Over the weekend, some attendees of E3 2019 were dismayed to learn that their personal information was compromised by the Electronic Software Association, the organization behind E3. The ESA issued an apology for the leak, but it didn’t reverse the damage that had been done; journalists and content creators trusted the ESA with personal information, and that trust was violated. Regaining that faith was already going to be difficult, but the battle got even harder today with the discovery of another leak from E3s held in 2004 and 2006 (when the expo had the old-school logo pictured above).
In an email sent out to E3 attendees of those years, the ESA explains that the issue was discovered while looking into the initial leak: “In the course of our investigation, we learned that media contact lists from E3 2004 and 2006 were cached on a third-party internet archive site. These were not files hosted on ESA’s servers or on the current website. We took immediate steps to have those files removed, and we received confirmation today that all files have either been taken down or are in the process of being removed from the third-party site.”
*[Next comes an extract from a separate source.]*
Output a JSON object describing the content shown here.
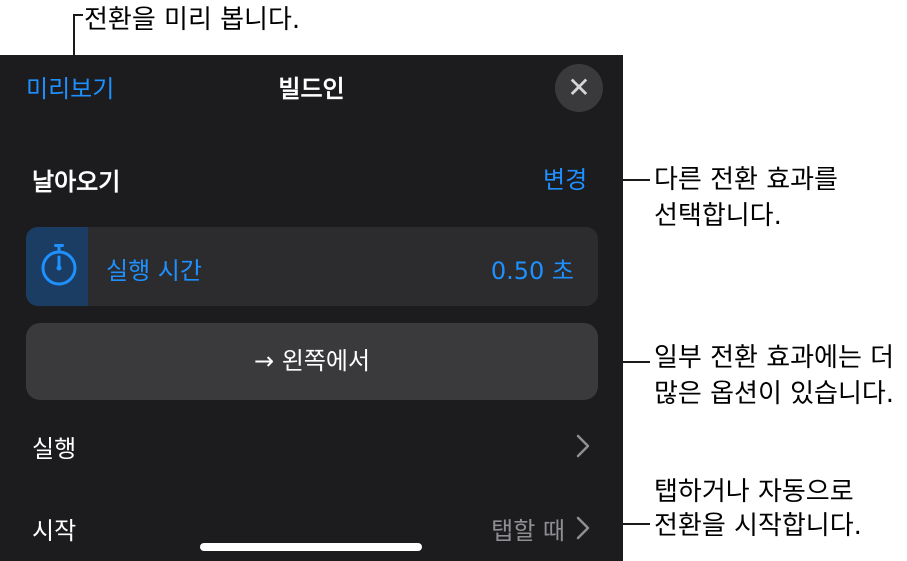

The email does not specify exactly what information was available on those media contact lists. We reached out to the ESA for clarification, but have not yet received a response.
The ESA also says: “We are working with our partners, outside counsel, and independent experts to investigate what led to this situation and to enhance our security efforts. We are still investigating the matter to gain a full understanding of the facts and circumstances that led to the issue.”
Whatever understanding the ESA gains, it has a long road ahead to make amends.